Evaluating the Anti-Osteoarthritis Potential of Standardized Boswellia serrata Gum Resin Extract in Alleviating Knee Joint Pathology and Inflammation in Osteoarthritis-Induced Models.

Abstract

Osteoarthritis is a widespread chronic degenerative disease marked by the deterioration of articular cartilage, modifications in subchondral bone, and a spectrum of symptoms, including pain, stiffness, and disability. Ultimately, this condition impairs the patient's quality of life. This study aimed to evaluate the therapeutic efficacy of standardized Boswellia serrata gum resin extract (BSRE) in a rat model of monosodium iodoacetate (MIA)-induced osteoarthritis. A total of 60 rats were allocated into six groups: normal control group (NC), osteoarthritis control (injected with MIA, OC), O + B50 (injected with MIA and treated with 50 mg/kg body weight (BW) BSRE), O + B75 (injected with MIA and treated with 75 mg/kg BW BSRE), O + B100 (injected with MIA and treated with 100 mg/kg BW BSRE), and O + M (injected with MIA and treated with 150 mg/kg BW methyl sulfonyl methane). Several parameters, including knee joint swelling, histopathological changes, and the expression of collagen type II alpha 1 (COL2A1) and aggrecan, were comprehensively assessed. Concurrently, the serum levels and mRNA expression of inflammatory mediators, cytokines, and matrix metalloproteinases (MMPs) were analyzed in both the serum and knee joint synovium.
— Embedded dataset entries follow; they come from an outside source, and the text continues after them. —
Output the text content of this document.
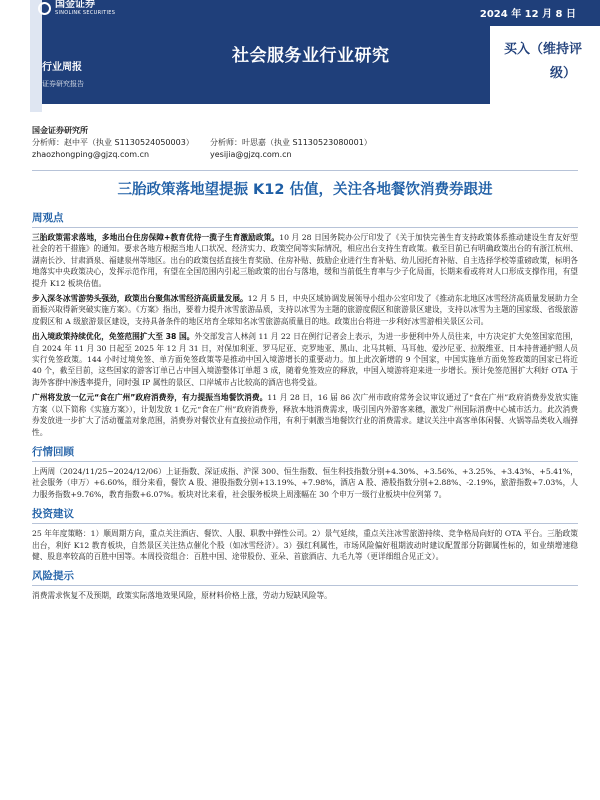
国金证券
SINOLINK SECURITIES	2024 年 12 月 8 日
行业周报
证券研究报告
社会服务业行业研究	买入（维持评
级）
国金证券研究所
分析师：赵中平（执业 S1130524050003）	分析师：叶思嘉（执业 S1130523080001）
zhaozhongping@gjzq.com.cn	yesijia@gjzq.com.cn
三胎政策落地望提振 K12 估值，关注各地餐饮消费券跟进
周观点

三胎政策需求落地，多地出台住房保障+教育优待一揽子生育激励政策。10 月 28 日国务院办公厅印发了《关于加快完善生育支持政策体系推动建设生育友好型社会的若干措施》的通知。要求各地方根据当地人口状况、经济实力、政策空间等实际情况，相应出台支持生育政策。截至目前已有明确政策出台的有浙江杭州、湖南长沙、甘肃酒泉、福建泉州等地区。出台的政策包括直接生育奖励、住房补贴、鼓励企业进行生育补贴、幼儿园托育补贴、自主选择学校等重磅政策，标明各地落实中央政策决心，发挥示范作用，有望在全国范围内引起三胎政策的出台与落地，缓和当前低生育率与少子化局面，长期来看或将对人口形成支撑作用，有望提升 K12 板块估值。

步入深冬冰雪游势头强劲，政策出台聚焦冰雪经济高质量发展。12 月 5 日，中央区域协调发展领导小组办公室印发了《推动东北地区冰雪经济高质量发展助力全面振兴取得新突破实施方案》。《方案》指出，要着力提升冰雪旅游品质，支持以冰雪为主题的旅游度假区和旅游景区建设，支持以冰雪为主题的国家级、省级旅游度假区和 A 级旅游景区建设，支持具备条件的地区培育全球知名冰雪旅游高质量目的地。政策出台将进一步利好冰雪游相关景区公司。

出入境政策持续优化，免签范围扩大至 38 国。外交部发言人林剑 11 月 22 日在例行记者会上表示，为进一步便利中外人员往来，中方决定扩大免签国家范围，自 2024 年 11 月 30 日起至 2025 年 12 月 31 日，对保加利亚、罗马尼亚、克罗地亚、黑山、北马其顿、马耳他、爱沙尼亚、拉脱维亚、日本持普通护照人员实行免签政策。144 小时过境免签、单方面免签政策等是推动中国入境游增长的重要动力。加上此次新增的 9 个国家，中国实施单方面免签政策的国家已将近 40 个，截至目前，这些国家的游客订单已占中国入境游整体订单超 3 成，随着免签效应的释放，中国入境游将迎来进一步增长。预计免签范围扩大利好 OTA 于海外客群中渗透率提升，同时强 IP 属性的景区、口岸城市占比较高的酒店也将受益。

广州将发放一亿元“食在广州”政府消费券，有力提振当地餐饮消费。11 月 28 日，16 届 86 次广州市政府常务会议审议通过了“食在广州”政府消费券发放实施方案（以下简称《实施方案》），计划发放 1 亿元“食在广州”政府消费券，释放本地消费需求，吸引国内外游客来穗，激发广州国际消费中心城市活力。此次消费券发放进一步扩大了活动覆盖对象范围，消费券对餐饮业有直接拉动作用，有利于刺激当地餐饮行业的消费需求。建议关注中高客单体闲餐、火锅等品类收入端弹性。

行情回顾

上两周（2024/11/25~2024/12/06）上证指数、深证成指、沪深 300、恒生指数、恒生科技指数分别+4.30%、+3.56%、+3.25%、+3.43%、+5.41%，社会服务（申万）+6.60%，细分来看，餐饮 A 股、港股指数分别+13.19%、+7.98%，酒店 A 股、港股指数分别+2.88%、-2.19%，旅游指数+7.03%，人力服务指数+9.76%，教育指数+6.07%。板块对比来看，社会服务板块上周涨幅在 30 个申万一级行业板块中位列第 7。

投资建议

25 年年度策略：1）顺周期方向，重点关注酒店、餐饮、人服、职教中弹性公司。2）景气延续，重点关注冰雪旅游持续、竞争格局向好的 OTA 平台。三胎政策出台，利好 K12 教育板块，自然景区关注热点催化个股（如冰雪经济）。3）强红利属性，市场风险偏好租期波动时建议配置部分防御属性标的，如业绩增速稳健、股息率较高的百胜中国等。本周投资组合：百胜中国、途带股份、亚朵、首旅酒店、九毛九等（更详细组合见正文）。

风险提示

消费需求恢复不及预期，政策实际落地效果风险，原材料价格上涨，劳动力短缺风险等。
The results demonstrated that BSRE significantly mitigated knee joint swelling, cartilage destruction, and tissue deformation. Notably, BSRE administration markedly upregulated the expression of COL2A1 and aggrecan while concurrently reducing levels of nitric oxide, prostaglandin E2, leukotriene B4, interleukin (IL)-6, and tumor necrosis factor (TNF)-α. Furthermore, a substantial decrease was observed in the mRNA expression of inducible nitric oxide synthase, cyclooxygenase-2, 5-lipoxygenase, IL-6, TNF-α and MMP-3 and -13, thereby indicating promising therapeutic implications for osteoarthritis. In conclusion, BSRE exhibited anti-inflammatory properties and inhibited cartilage matrix degradation in a rat model of MIA-induced osteoarthritis, with the O + B100 group showing significant reductions in swelling and notable improvements in joint cartilage damage. These findings illuminate the preventive and therapeutic potential of BSRE for osteoarthritis treatment, emphasizing the criticality of exhaustive evaluation of novel compounds.